# Convexity of Sum of $k$-smallest Eigenvalue

If I have a real positive definite matrix $$A\in\mathbb{R}^{n\times n}$$, and denote its eigenvalues as $$\lambda_1\leq \lambda_2 \leq ... \leq \lambda_n$$.

Define the function as $$f(A)=\sum_{i=1}^{k} \lambda_i$$ for a constant $$k. What do we know about the convexity of $$f(A)$$? Is it convex or concave?

Given $$A \in {\bf S}^n$$ (a positive definite matrix) with eigenvalues $$\lambda_1 \leq \lambda_2 \leq \ldots \leq \lambda_n$$, then:

1. $$\displaystyle f_k(A)=\sum_{i=1}^{k} \lambda_i$$ is concave. Why?

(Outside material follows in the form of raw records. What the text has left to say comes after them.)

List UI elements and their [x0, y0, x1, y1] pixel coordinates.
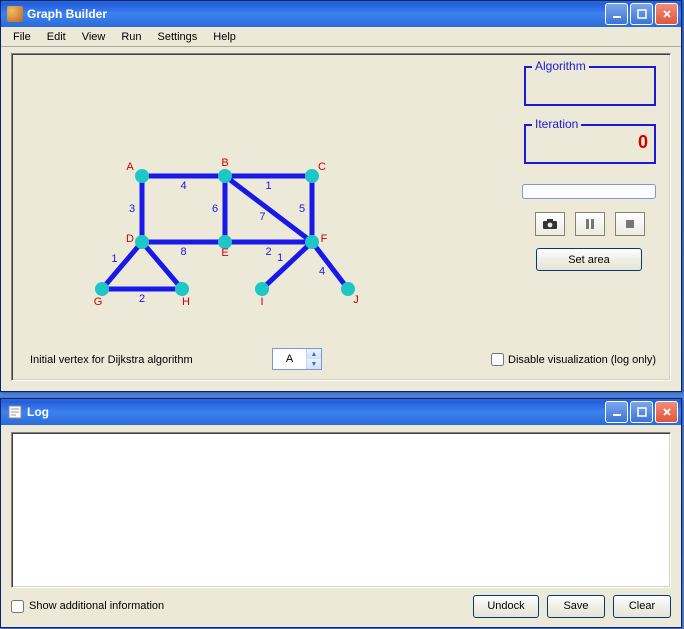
menu-settings[interactable]: Settings — [150, 29, 206, 45]
node-label-I: I — [260, 296, 263, 308]
undock-button[interactable]: Undock — [473, 595, 539, 618]
node-A[interactable] — [135, 169, 149, 183]
menu-run[interactable]: Run — [113, 29, 149, 45]
edge-weight-A-B: 4 — [180, 180, 186, 192]
node-label-C: C — [318, 161, 326, 173]
node-B[interactable] — [218, 169, 232, 183]
pause-button[interactable] — [575, 212, 605, 236]
close-button[interactable] — [655, 3, 678, 25]
log-maximize-button[interactable] — [630, 401, 653, 423]
log-titlebar[interactable]: Log — [1, 399, 681, 425]
log-title: Log — [27, 405, 605, 419]
node-label-E: E — [221, 247, 228, 259]
initial-vertex-value: A — [273, 353, 306, 365]
main-titlebar[interactable]: Graph Builder — [1, 1, 681, 27]
show-additional-input[interactable] — [11, 600, 24, 613]
node-G[interactable] — [95, 282, 109, 296]
spinner-up-icon[interactable]: ▲ — [307, 349, 321, 359]
edge-weight-F-J: 4 — [319, 266, 325, 278]
spinner-down-icon[interactable]: ▼ — [307, 359, 321, 369]
node-C[interactable] — [305, 169, 319, 183]
node-label-A: A — [126, 161, 134, 173]
stop-icon — [624, 218, 636, 230]
log-minimize-button[interactable] — [605, 401, 628, 423]
menu-view[interactable]: View — [74, 29, 114, 45]
graph-canvas[interactable]: 413675821214ABCDEFGHIJ — [22, 64, 442, 334]
edge-weight-B-C: 1 — [265, 180, 271, 192]
minimize-button[interactable] — [605, 3, 628, 25]
menu-help[interactable]: Help — [205, 29, 244, 45]
clear-button[interactable]: Clear — [613, 595, 671, 618]
log-textarea[interactable] — [11, 432, 671, 588]
edge-weight-D-G: 1 — [111, 253, 117, 265]
edge-weight-G-H: 2 — [139, 293, 145, 305]
set-area-button[interactable]: Set area — [536, 248, 642, 271]
edge-weight-B-F: 7 — [259, 211, 265, 223]
pause-icon — [584, 218, 596, 230]
main-title: Graph Builder — [27, 7, 605, 21]
save-button[interactable]: Save — [547, 595, 605, 618]
menu-file[interactable]: File — [5, 29, 39, 45]
maximize-button[interactable] — [630, 3, 653, 25]
main-window: Graph Builder File Edit View Run Setting… — [0, 0, 682, 392]
disable-visualization-label: Disable visualization (log only) — [508, 354, 656, 366]
iteration-legend: Iteration — [532, 117, 581, 131]
edge-weight-E-F: 2 — [265, 246, 271, 258]
disable-visualization-checkbox[interactable]: Disable visualization (log only) — [491, 353, 656, 366]
initial-vertex-label: Initial vertex for Dijkstra algorithm — [30, 354, 193, 366]
node-label-D: D — [126, 233, 134, 245]
progress-bar — [522, 184, 656, 199]
node-I[interactable] — [255, 282, 269, 296]
log-icon — [7, 404, 23, 420]
node-label-J: J — [353, 294, 359, 306]
log-close-button[interactable] — [655, 401, 678, 423]
algorithm-box: Algorithm — [524, 66, 656, 106]
edge-weight-D-E: 8 — [180, 246, 186, 258]
stop-button[interactable] — [615, 212, 645, 236]
node-label-H: H — [182, 296, 190, 308]
node-label-G: G — [94, 296, 103, 308]
edge-weight-F-I: 1 — [277, 252, 283, 264]
iteration-value: 0 — [638, 132, 648, 153]
initial-vertex-spinner[interactable]: A ▲ ▼ — [272, 348, 322, 370]
edge-weight-A-D: 3 — [129, 203, 135, 215]
edge-D-G[interactable] — [102, 242, 142, 289]
show-additional-label: Show additional information — [29, 600, 164, 612]
menu-edit[interactable]: Edit — [39, 29, 74, 45]
node-F[interactable] — [305, 235, 319, 249]
edge-weight-C-F: 5 — [299, 203, 305, 215]
camera-icon — [542, 218, 558, 230]
app-icon — [7, 6, 23, 22]
edge-D-H[interactable] — [142, 242, 182, 289]
disable-visualization-input[interactable] — [491, 353, 504, 366]
node-label-B: B — [221, 157, 228, 169]
edge-F-J[interactable] — [312, 242, 348, 289]
iteration-box: Iteration 0 — [524, 124, 656, 164]
log-window: Log Show additional information Undock S… — [0, 398, 682, 628]
show-additional-checkbox[interactable]: Show additional information — [11, 600, 164, 613]
algorithm-legend: Algorithm — [532, 59, 589, 73]
node-D[interactable] — [135, 235, 149, 249]
edge-weight-B-E: 6 — [212, 203, 218, 215]
snapshot-button[interactable] — [535, 212, 565, 236]
node-H[interactable] — [175, 282, 189, 296]
menubar: File Edit View Run Settings Help — [1, 27, 681, 47]
node-label-F: F — [321, 233, 328, 245]
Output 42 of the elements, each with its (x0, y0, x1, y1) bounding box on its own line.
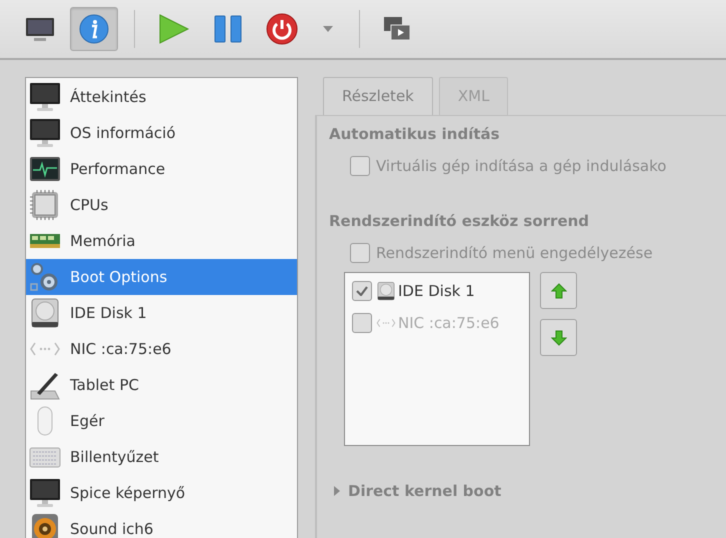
checkbox[interactable] (350, 156, 370, 176)
collapsed-triangle-icon (334, 486, 340, 496)
speaker-icon (29, 513, 61, 538)
move-down-button[interactable] (540, 319, 577, 356)
sidebar-item[interactable]: Billentyűzet (26, 439, 297, 475)
move-up-button[interactable] (540, 272, 577, 309)
monitor-icon (29, 81, 61, 113)
play-icon (158, 14, 190, 44)
sidebar-item[interactable]: Boot Options (26, 259, 297, 295)
section-heading: Rendszerindító eszköz sorrend (329, 212, 590, 232)
checkbox[interactable] (352, 281, 372, 301)
hard-drive-icon (29, 297, 61, 329)
hard-drive-icon (376, 281, 396, 301)
device-label: NIC :ca:75:e6 (398, 314, 500, 332)
sidebar-item[interactable]: Tablet PC (26, 367, 297, 403)
arrow-down-icon (550, 330, 566, 346)
sidebar-item[interactable]: Spice képernyő (26, 475, 297, 511)
monitor-icon (25, 15, 55, 43)
sidebar-item[interactable]: OS információ (26, 115, 297, 151)
checkbox[interactable] (350, 243, 370, 263)
details-button[interactable] (70, 7, 118, 51)
sidebar-item[interactable]: Áttekintés (26, 79, 297, 115)
arrow-up-icon (550, 282, 566, 298)
sidebar-item[interactable]: IDE Disk 1 (26, 295, 297, 331)
device-label: IDE Disk 1 (398, 282, 475, 300)
sidebar-item[interactable]: Memória (26, 223, 297, 259)
checkbox-label: Rendszerindító menü engedélyezése (376, 244, 653, 262)
pause-icon (212, 14, 244, 44)
power-icon (266, 13, 298, 45)
sidebar-item[interactable]: NIC :ca:75:e6 (26, 331, 297, 367)
sidebar-item[interactable]: Egér (26, 403, 297, 439)
caret-icon (322, 25, 334, 33)
section-heading: Automatikus indítás (329, 125, 501, 145)
chip-icon (29, 189, 61, 221)
sidebar-item[interactable]: Performance (26, 151, 297, 187)
monitor-icon (29, 117, 61, 149)
sidebar-item[interactable]: Sound ich6 (26, 511, 297, 538)
info-icon (79, 14, 109, 44)
sidebar-item[interactable]: CPUs (26, 187, 297, 223)
check-icon (356, 286, 368, 296)
monitor-icon (29, 477, 61, 509)
checkbox-label: Virtuális gép indítása a gép indulásako (376, 157, 666, 175)
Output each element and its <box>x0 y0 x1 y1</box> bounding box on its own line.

$$f_k(A) = \inf \left\{ {\bf tr}(V^T A V) | V \in {\bf R}^{n \times k}, V^T V = I \right\}$$

This follows from the Poincare separation theorem (see e.g. Horn and Johnson's Matrix analysis, 2nd ed., corollaries 4.3.37 and 4.3.39). $$f_k$$ is the pointwise infimum of a family of linear functions $${\bf tr}(V^T A V)$$, hence it is concave (Boyd and Vandenberghe, section 3.2.3).

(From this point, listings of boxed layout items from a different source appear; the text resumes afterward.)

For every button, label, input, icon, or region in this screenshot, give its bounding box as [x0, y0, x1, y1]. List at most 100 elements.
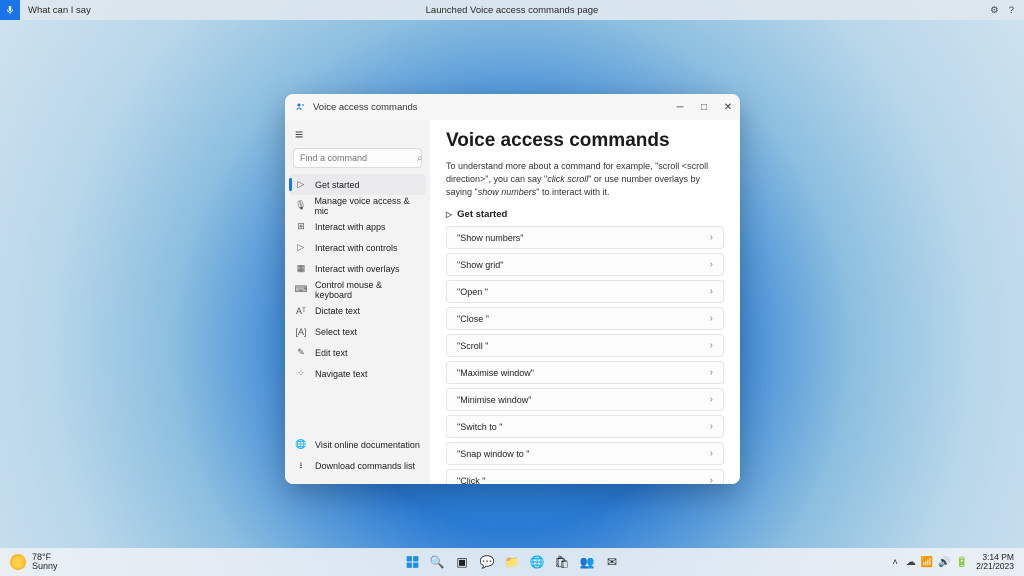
maximize-button[interactable]: □	[692, 94, 716, 120]
command-label: "Show numbers"	[457, 233, 523, 243]
voice-access-bar: What can I say Launched Voice access com…	[0, 0, 1024, 20]
chevron-right-icon: ›	[710, 448, 713, 459]
settings-icon[interactable]: ⚙	[990, 5, 999, 16]
chevron-right-icon: ›	[710, 394, 713, 405]
command-row[interactable]: "Minimise window" ›	[446, 388, 724, 411]
visit-docs[interactable]: 🌐Visit online documentation	[285, 434, 430, 455]
start-button[interactable]	[402, 552, 423, 573]
onedrive-icon[interactable]: ☁	[906, 557, 916, 568]
command-label: "Snap window to "	[457, 449, 529, 459]
nav-interact-overlays[interactable]: ▦ Interact with overlays	[285, 258, 430, 279]
command-row[interactable]: "Open "›	[446, 280, 724, 303]
chevron-up-icon[interactable]: ˄	[893, 557, 898, 567]
nav-get-started-icon: ▷	[295, 179, 307, 190]
taskbar-center: 🔍 ▣ 💬 📁 🌐 🛍 👥 ✉	[402, 552, 623, 573]
command-row[interactable]: "Snap window to " ›	[446, 442, 724, 465]
nav-get-started[interactable]: ▷ Get started	[289, 174, 426, 195]
command-label: "Scroll "	[457, 341, 488, 351]
nav-navigate-text[interactable]: ⁘ Navigate text	[285, 363, 430, 384]
download-list-icon: ⭳	[295, 458, 307, 474]
store-icon[interactable]: 🛍	[552, 552, 573, 573]
nav-label: Edit text	[315, 348, 348, 358]
voice-commands-window: Voice access commands ─ □ ✕ ≡ ⌕ ▷ Get sta…	[285, 94, 740, 484]
hamburger-button[interactable]: ≡	[285, 122, 430, 144]
nav-navigate-text-icon: ⁘	[295, 368, 307, 379]
volume-icon[interactable]: 🔊	[938, 557, 950, 568]
battery-icon[interactable]: 🔋	[956, 557, 968, 568]
chevron-right-icon: ›	[710, 367, 713, 378]
system-tray[interactable]: ☁ 📶 🔊 🔋	[906, 557, 968, 568]
nav-label: Interact with overlays	[315, 264, 400, 274]
nav-mouse-keyboard[interactable]: ⌨ Control mouse & keyboard	[285, 279, 430, 300]
nav-label: Control mouse & keyboard	[315, 280, 420, 300]
command-label: "Open "	[457, 287, 488, 297]
command-row[interactable]: "Show numbers" ›	[446, 226, 724, 249]
nav-label: Interact with controls	[315, 243, 398, 253]
search-input[interactable]	[300, 153, 417, 163]
command-row[interactable]: "Show grid"›	[446, 253, 724, 276]
search-icon: ⌕	[417, 153, 423, 164]
search-box[interactable]: ⌕	[293, 148, 422, 168]
nav-label: Manage voice access & mic	[314, 196, 420, 216]
command-row[interactable]: "Switch to " ›	[446, 415, 724, 438]
command-label: "Switch to "	[457, 422, 502, 432]
explorer-icon[interactable]: 📁	[502, 552, 523, 573]
people-icon[interactable]: 👥	[577, 552, 598, 573]
chat-icon[interactable]: 💬	[477, 552, 498, 573]
nav-mouse-keyboard-icon: ⌨	[295, 284, 307, 295]
voice-status-text: Launched Voice access commands page	[426, 5, 599, 16]
command-row[interactable]: "Maximise window" ›	[446, 361, 724, 384]
titlebar[interactable]: Voice access commands ─ □ ✕	[285, 94, 740, 120]
task-view-button[interactable]: ▣	[452, 552, 473, 573]
nav-interact-controls-icon: ▷	[295, 242, 307, 253]
nav-label: Navigate text	[315, 369, 368, 379]
command-row[interactable]: "Close "›	[446, 307, 724, 330]
sidebar: ≡ ⌕ ▷ Get started 🎙 Manage voice access & m…	[285, 120, 430, 484]
minimize-button[interactable]: ─	[668, 94, 692, 120]
nav-edit-text[interactable]: ✎Edit text	[285, 342, 430, 363]
chevron-right-icon: ›	[710, 232, 713, 243]
command-row[interactable]: "Scroll " ›	[446, 334, 724, 357]
chevron-right-icon: ›	[710, 340, 713, 351]
page-title: Voice access commands	[446, 130, 724, 152]
weather-widget[interactable]: 78°F Sunny	[10, 553, 58, 572]
nav-dictate-text[interactable]: Aᵀ Dictate text	[285, 300, 430, 321]
command-row[interactable]: "Click "›	[446, 469, 724, 484]
nav-label: Download commands list	[315, 461, 415, 471]
mic-button[interactable]	[0, 0, 20, 20]
command-label: "Close "	[457, 314, 489, 324]
content-pane[interactable]: Voice access commands To understand more…	[430, 120, 740, 484]
nav-dictate-text-icon: Aᵀ	[295, 306, 307, 316]
edge-icon[interactable]: 🌐	[527, 552, 548, 573]
section-heading: ▷ Get started	[446, 209, 724, 220]
command-label: "Minimise window"	[457, 395, 531, 405]
visit-docs-icon: 🌐	[295, 439, 307, 450]
intro-text: To understand more about a command for e…	[446, 160, 724, 199]
nav-interact-apps-icon: ⊞	[295, 221, 307, 232]
nav-manage-voice-icon: 🎙	[295, 200, 306, 211]
nav-interact-apps[interactable]: ⊞Interact with apps	[285, 216, 430, 237]
triangle-icon: ▷	[446, 210, 452, 219]
nav-label: Select text	[315, 327, 357, 337]
download-list[interactable]: ⭳ Download commands list	[285, 455, 430, 476]
nav-select-text[interactable]: [A] Select text	[285, 321, 430, 342]
close-button[interactable]: ✕	[716, 94, 740, 120]
search-button[interactable]: 🔍	[427, 552, 448, 573]
mail-icon[interactable]: ✉	[602, 552, 623, 573]
voice-prompt-text: What can I say	[28, 5, 91, 16]
taskbar: 78°F Sunny 🔍 ▣ 💬 📁 🌐 🛍 👥 ✉ ˄ ☁ 📶 🔊 🔋 3:1…	[0, 548, 1024, 576]
wifi-icon[interactable]: 📶	[921, 557, 933, 568]
clock-date: 2/21/2023	[976, 562, 1014, 571]
sun-icon	[10, 554, 26, 570]
help-icon[interactable]: ?	[1009, 5, 1014, 16]
nav-select-text-icon: [A]	[295, 327, 307, 337]
nav-interact-controls[interactable]: ▷ Interact with controls	[285, 237, 430, 258]
command-label: "Click "	[457, 476, 485, 484]
command-label: "Maximise window"	[457, 368, 534, 378]
nav-label: Dictate text	[315, 306, 360, 316]
nav-manage-voice[interactable]: 🎙 Manage voice access & mic	[285, 195, 430, 216]
clock[interactable]: 3:14 PM 2/21/2023	[976, 553, 1014, 572]
chevron-right-icon: ›	[710, 421, 713, 432]
nav-label: Get started	[315, 180, 360, 190]
nav-interact-overlays-icon: ▦	[295, 263, 307, 274]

2. $$\displaystyle g_k(A)=\sum_{i=n-k+1}^{n} \lambda_i$$ is convex. Again, we can show that

$$g_k(A)=\sum_{i=n-k+1}^{n} \lambda_i(A) = \sup \left\{ {\bf tr}(V^T A V) | V \in {\bf R}^{n \times k}, V^T V = I \right\}$$

$$g_k$$ is the pointwise supremum of a family of linear functions $${\bf tr}(V^T A V)$$, hence it is convex (Boyd and Vandenberghe, section 3.2.3).

cvxpy treats that function as being concave (link).